Meet John Doar

The Scrapbook, ever mindful of the passage of time, couldn’t help but notice the obituary for John Doar in a recent edition of the Washington Post. Doar, who died last week at the age of 92, had been one of Bobby Kennedy’s associates at the Justice Department, serving for seven years in its civil rights division. Those were interesting times (1960-67) to be in the civil rights division, and the Post had much to say about Doar’s work in the long, sometimes violent, struggle to end racial segregation.

But in newspaper obituaries, as with many things in life, it is often what isn’t mentioned—as opposed to what is pounded relentlessly into the ground—that piques our curiosity. For the fact is that, if the common reader has any knowledge whatsoever of the late John Doar, it is probably not from his Justice Department days but from his year’s service as special counsel to the House Judiciary Committee (1973-74) during the Nixon impeachment inquiry. Alas, that dramatic episode rates only six brief sentences in an otherwise voluminous, six-column, full-page article, and includes this intriguing detail: “One of the lawyers working for him at the time was Hillary Rodham Clinton.”

Here The Scrapbook pauses for breath, imagining the editors at the Washington Post pondering that one. Presumably they were aware of the fact that an urban legend exists (not hard to find on the Internet) to the effect that young Hillary Rodham somehow ran afoul of another committee staffer and was “fired” for unspecified “unethical” behavior.

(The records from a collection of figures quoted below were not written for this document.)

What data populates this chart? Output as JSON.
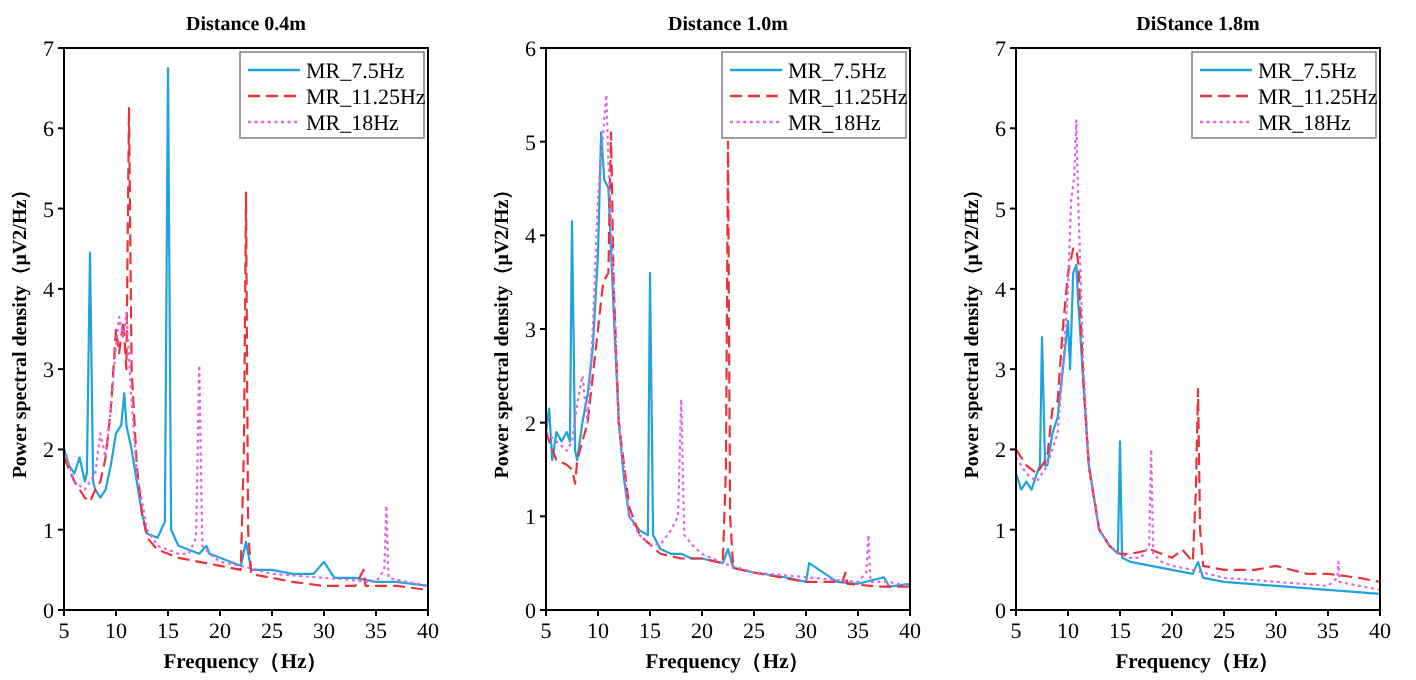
{
  "chart_data": [
    {
      "type": "line",
      "title": "Distance 0.4m",
      "xlabel": "Frequency（Hz）",
      "ylabel": "Power spectral density（μV2/Hz）",
      "xlim": [
        5,
        40
      ],
      "ylim": [
        0,
        7
      ],
      "xticks": [
        5,
        10,
        15,
        20,
        25,
        30,
        35,
        40
      ],
      "yticks": [
        0,
        1,
        2,
        3,
        4,
        5,
        6,
        7
      ],
      "legend": "top right",
      "grid": false,
      "series": [
        {
          "name": "MR_7.5Hz",
          "color": "#1fa3dc",
          "line_style": "solid",
          "x": [
            5,
            5.5,
            6,
            6.5,
            7,
            7.2,
            7.5,
            7.8,
            8,
            8.5,
            9,
            9.5,
            10,
            10.5,
            10.8,
            11,
            11.5,
            12,
            12.5,
            13,
            14,
            14.7,
            15,
            15.3,
            16,
            17,
            18,
            18.7,
            19,
            20,
            21,
            22,
            22.5,
            23,
            25,
            27,
            29,
            30,
            31,
            33,
            35,
            37,
            40
          ],
          "values": [
            2.0,
            1.8,
            1.7,
            1.9,
            1.6,
            1.7,
            4.45,
            1.6,
            1.5,
            1.4,
            1.5,
            1.8,
            2.2,
            2.3,
            2.7,
            2.3,
            2.0,
            1.6,
            1.2,
            0.95,
            0.9,
            1.1,
            6.75,
            1.0,
            0.8,
            0.75,
            0.7,
            0.8,
            0.7,
            0.65,
            0.6,
            0.55,
            0.85,
            0.5,
            0.5,
            0.45,
            0.45,
            0.6,
            0.4,
            0.4,
            0.35,
            0.35,
            0.3
          ]
        },
        {
          "name": "MR_11.25Hz",
          "color": "#e8323c",
          "line_style": "dashed",
          "x": [
            5,
            6,
            7,
            7.5,
            8,
            8.5,
            9,
            9.5,
            10,
            10.3,
            10.7,
            11,
            11.25,
            11.5,
            12,
            12.5,
            13,
            14,
            15,
            16,
            18,
            20,
            22,
            22.3,
            22.5,
            22.7,
            23,
            25,
            27,
            30,
            33,
            33.8,
            34,
            37,
            40
          ],
          "values": [
            1.9,
            1.6,
            1.4,
            1.35,
            1.5,
            1.6,
            1.9,
            2.5,
            3.5,
            3.2,
            3.6,
            3.0,
            6.25,
            3.0,
            1.8,
            1.2,
            0.9,
            0.75,
            0.7,
            0.65,
            0.6,
            0.55,
            0.5,
            2.0,
            5.2,
            1.0,
            0.45,
            0.4,
            0.35,
            0.3,
            0.3,
            0.5,
            0.3,
            0.3,
            0.25
          ]
        },
        {
          "name": "MR_18Hz",
          "color": "#dd66dd",
          "line_style": "dotted",
          "x": [
            5,
            6,
            7,
            8,
            8.5,
            9,
            9.5,
            10,
            10.3,
            10.7,
            11,
            11.5,
            12,
            13,
            14,
            15,
            16,
            17,
            17.7,
            18,
            18.3,
            19,
            20,
            22,
            25,
            30,
            35,
            35.8,
            36,
            36.2,
            38,
            40
          ],
          "values": [
            2.0,
            1.6,
            1.5,
            1.7,
            2.2,
            1.9,
            2.5,
            3.3,
            3.65,
            3.4,
            3.7,
            2.6,
            1.7,
            1.0,
            0.8,
            0.75,
            0.7,
            0.7,
            0.9,
            3.05,
            0.8,
            0.7,
            0.6,
            0.55,
            0.45,
            0.4,
            0.35,
            0.5,
            1.3,
            0.4,
            0.35,
            0.3
          ]
        }
      ]
    },
    {
      "type": "line",
      "title": "Distance 1.0m",
      "xlabel": "Frequency（Hz）",
      "ylabel": "Power spectral density（μV2/Hz）",
      "xlim": [
        5,
        40
      ],
      "ylim": [
        0,
        6
      ],
      "xticks": [
        5,
        10,
        15,
        20,
        25,
        30,
        35,
        40
      ],
      "yticks": [
        0,
        1,
        2,
        3,
        4,
        5,
        6
      ],
      "legend": "top right",
      "grid": false,
      "series": [
        {
          "name": "MR_7.5Hz",
          "color": "#1fa3dc",
          "line_style": "solid",
          "x": [
            5,
            5.3,
            5.6,
            6,
            6.5,
            7,
            7.3,
            7.5,
            7.8,
            8,
            8.5,
            9,
            9.5,
            10,
            10.3,
            10.6,
            11,
            11.5,
            12,
            12.5,
            13,
            14,
            14.8,
            15,
            15.3,
            16,
            17,
            18,
            19,
            20,
            22,
            22.5,
            23,
            25,
            28,
            30,
            30.3,
            33,
            35,
            37.5,
            38,
            40
          ],
          "values": [
            1.9,
            2.15,
            1.6,
            1.9,
            1.8,
            1.9,
            1.8,
            4.15,
            1.7,
            1.6,
            2.0,
            2.3,
            2.8,
            3.8,
            5.1,
            4.6,
            4.5,
            3.2,
            2.0,
            1.4,
            1.0,
            0.85,
            0.8,
            3.6,
            0.8,
            0.65,
            0.6,
            0.6,
            0.55,
            0.55,
            0.5,
            0.65,
            0.45,
            0.4,
            0.35,
            0.3,
            0.5,
            0.3,
            0.28,
            0.35,
            0.25,
            0.28
          ]
        },
        {
          "name": "MR_11.25Hz",
          "color": "#e8323c",
          "line_style": "dashed",
          "x": [
            5,
            6,
            7,
            7.5,
            7.8,
            8,
            8.5,
            9,
            9.5,
            10,
            10.5,
            11,
            11.25,
            11.5,
            12,
            13,
            14,
            15,
            16,
            18,
            20,
            22,
            22.3,
            22.5,
            22.7,
            23,
            25,
            30,
            33.5,
            33.8,
            34,
            37,
            40
          ],
          "values": [
            1.9,
            1.6,
            1.55,
            1.5,
            1.35,
            1.6,
            1.8,
            2.0,
            2.5,
            3.0,
            3.5,
            3.6,
            5.1,
            3.5,
            2.0,
            1.1,
            0.8,
            0.7,
            0.6,
            0.55,
            0.55,
            0.5,
            1.5,
            5.0,
            1.0,
            0.45,
            0.4,
            0.3,
            0.3,
            0.4,
            0.28,
            0.25,
            0.25
          ]
        },
        {
          "name": "MR_18Hz",
          "color": "#dd66dd",
          "line_style": "dotted",
          "x": [
            5,
            6,
            7,
            7.5,
            8,
            8.5,
            9,
            9.5,
            10,
            10.5,
            10.8,
            11,
            11.5,
            12,
            13,
            14,
            15,
            16,
            17,
            17.7,
            18,
            18.3,
            19,
            20,
            22,
            25,
            30,
            35,
            35.8,
            36,
            36.2,
            38,
            40
          ],
          "values": [
            1.9,
            1.8,
            1.7,
            1.8,
            2.2,
            2.5,
            2.0,
            3.0,
            4.4,
            5.1,
            5.5,
            4.8,
            3.5,
            2.0,
            1.0,
            0.8,
            0.7,
            0.7,
            0.85,
            1.0,
            2.25,
            0.8,
            0.7,
            0.6,
            0.5,
            0.4,
            0.35,
            0.3,
            0.4,
            0.8,
            0.3,
            0.3,
            0.25
          ]
        }
      ]
    },
    {
      "type": "line",
      "title": "DiStance 1.8m",
      "xlabel": "Frequency（Hz）",
      "ylabel": "Power spectral density（μV2/Hz）",
      "xlim": [
        5,
        40
      ],
      "ylim": [
        0,
        7
      ],
      "xticks": [
        5,
        10,
        15,
        20,
        25,
        30,
        35,
        40
      ],
      "yticks": [
        0,
        1,
        2,
        3,
        4,
        5,
        6,
        7
      ],
      "legend": "top right",
      "grid": false,
      "series": [
        {
          "name": "MR_7.5Hz",
          "color": "#1fa3dc",
          "line_style": "solid",
          "x": [
            5,
            5.5,
            6,
            6.5,
            7,
            7.3,
            7.5,
            7.8,
            8,
            8.5,
            9,
            9.5,
            10,
            10.2,
            10.5,
            10.8,
            11,
            11.5,
            12,
            12.5,
            13,
            14,
            14.8,
            15,
            15.2,
            16,
            18,
            20,
            22,
            22.5,
            23,
            25,
            30,
            35,
            40
          ],
          "values": [
            1.7,
            1.5,
            1.6,
            1.5,
            1.7,
            1.8,
            3.4,
            1.8,
            1.8,
            2.2,
            2.4,
            3.0,
            3.6,
            3.0,
            4.2,
            4.3,
            3.8,
            2.8,
            1.8,
            1.4,
            1.0,
            0.8,
            0.7,
            2.1,
            0.65,
            0.6,
            0.55,
            0.5,
            0.45,
            0.6,
            0.4,
            0.35,
            0.3,
            0.25,
            0.2
          ]
        },
        {
          "name": "MR_11.25Hz",
          "color": "#e8323c",
          "line_style": "dashed",
          "x": [
            5,
            6,
            7,
            8,
            8.5,
            9,
            9.5,
            10,
            10.5,
            10.8,
            11,
            11.5,
            12,
            13,
            14,
            15,
            16,
            18,
            20,
            21,
            22,
            22.3,
            22.5,
            22.7,
            23,
            25,
            28,
            30,
            33,
            35,
            38,
            40
          ],
          "values": [
            2.0,
            1.8,
            1.7,
            1.9,
            2.5,
            2.6,
            3.5,
            4.2,
            4.5,
            4.5,
            4.3,
            2.8,
            1.8,
            1.0,
            0.8,
            0.7,
            0.7,
            0.75,
            0.65,
            0.75,
            0.6,
            1.5,
            2.75,
            1.0,
            0.55,
            0.5,
            0.5,
            0.55,
            0.45,
            0.45,
            0.4,
            0.35
          ]
        },
        {
          "name": "MR_18Hz",
          "color": "#dd66dd",
          "line_style": "dotted",
          "x": [
            5,
            6,
            7,
            8,
            8.5,
            9,
            9.5,
            10,
            10.3,
            10.6,
            10.8,
            11,
            11.5,
            12,
            13,
            14,
            15,
            16,
            17,
            17.8,
            18,
            18.2,
            19,
            20,
            22,
            25,
            30,
            35,
            35.9,
            36,
            36.1,
            38,
            40
          ],
          "values": [
            1.9,
            1.7,
            1.6,
            1.8,
            2.0,
            2.2,
            3.0,
            4.0,
            5.1,
            5.4,
            6.1,
            5.0,
            3.0,
            1.8,
            1.0,
            0.8,
            0.7,
            0.65,
            0.65,
            0.8,
            2.0,
            0.7,
            0.6,
            0.55,
            0.5,
            0.4,
            0.35,
            0.3,
            0.4,
            0.6,
            0.35,
            0.3,
            0.25
          ]
        }
      ]
    }
  ]
}
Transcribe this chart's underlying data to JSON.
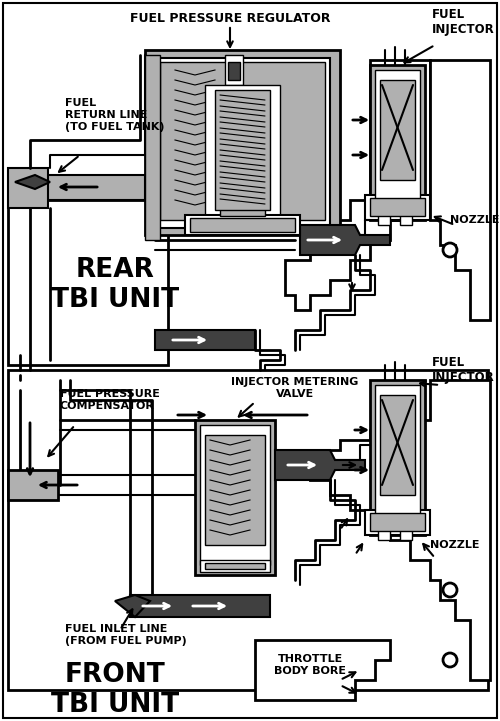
{
  "bg_color": "#ffffff",
  "line_color": "#000000",
  "shade_light": "#b0b0b0",
  "shade_dark": "#404040",
  "shade_med": "#808080",
  "labels": {
    "fuel_pressure_regulator": "FUEL PRESSURE REGULATOR",
    "fuel_injector_top": "FUEL\nINJECTOR",
    "fuel_return_line": "FUEL\nRETURN LINE\n(TO FUEL TANK)",
    "nozzle_top": "NOZZLE",
    "rear_tbi": "REAR\nTBI UNIT",
    "fuel_pressure_compensator": "FUEL PRESSURE\nCOMPENSATOR",
    "injector_metering_valve": "INJECTOR METERING\nVALVE",
    "fuel_injector_bottom": "FUEL\nINJECTOR",
    "nozzle_bottom": "NOZZLE",
    "fuel_inlet_line": "FUEL INLET LINE\n(FROM FUEL PUMP)",
    "front_tbi": "FRONT\nTBI UNIT",
    "throttle_body_bore": "THROTTLE\nBODY BORE"
  },
  "figsize": [
    5.0,
    7.21
  ],
  "dpi": 100
}
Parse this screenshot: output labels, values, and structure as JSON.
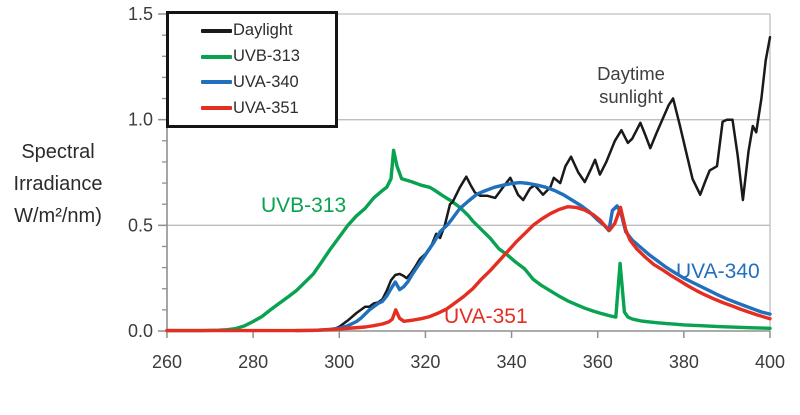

There is no evidence that any of this is true; but it is interesting nonetheless that the first big, and manifestly delicate, political job held by the presumptive 2016 Democratic presidential nominee is—well, just kind of slipped in there without comment.

There may be a reason for this, having nothing whatsoever to do with Hillary Rodham’s 40-years-ago job performance. For John Doar’s appointment is a story in itself, to wit: Democratic dominance of Congress, in 1974, was so permanent, so absolute, so overwhelming, and had been for so long, that nobody seems to have batted an eye when a longtime Kennedy family apparatchik was appointed to run the House investigation charged with impeaching Richard Nixon. Indeed, the Post even quotes an especially disingenuous statement from Doar at the time—which The Scrapbook has never forgotten: “As an individual, I have not the slightest bias against President Nixon. I would hope that I would not do him the smallest, slightest injury.” 

Oh, sure. 

We mention all this not because John Doar was capable of saying such things with a straight face, or because pious declarations aren’t a daily occurrence in Washington. No, we say it to remind readers that, once upon a time and not so long ago, the Republican party was so hopelessly outnumbered on Capitol Hill (and had been, in effect, since 1930) that the task of impartially inquiring into the impeachment of a Republican president was blithely entrusted to a lifelong, and deeply partisan, Democrat and his eager assistant, fresh from Yale Law School. 

Sometimes things do change for the better.

Correction: Robert Doar emails The Scrapbook: 

Contrary to your assertion that he was “a lifelong and deeply partisan Democrat,” John Doar was a Republican who came to Washington to work in the Eisenhower administration. Though it is hard to measure such things, I can assure you that Doar’s seven years of work in the Civil Rights Division is far more well-known than his 8 months of work on the House Judiciary Committee’s impeachment inquiry staff.


Hillary Clinton was not Doar’s “assistant” on the impeachment inquiry staff; she was a junior lawyer who was assigned the tasks junior lawyers were given and Doar was grateful for her work, as he was of all of the work performed by the inquiry staff. And finally, the Nixon impeachment inquiry was most notable for achieving an overwhelmingly bipartisan result. Strong Republicans such as Tom Railsback, Harold Froelich, Larry Hogan (father of Maryland’s Governor elect) and Caldwell Butler, among others, joined in voting for articles of impeachment. Republicans’ properly facing up to the President’s misdeeds may well have contributed to the party’s rapid recovery of the White House in 1980, and for that, some small credit is due to Republicans like John Doar.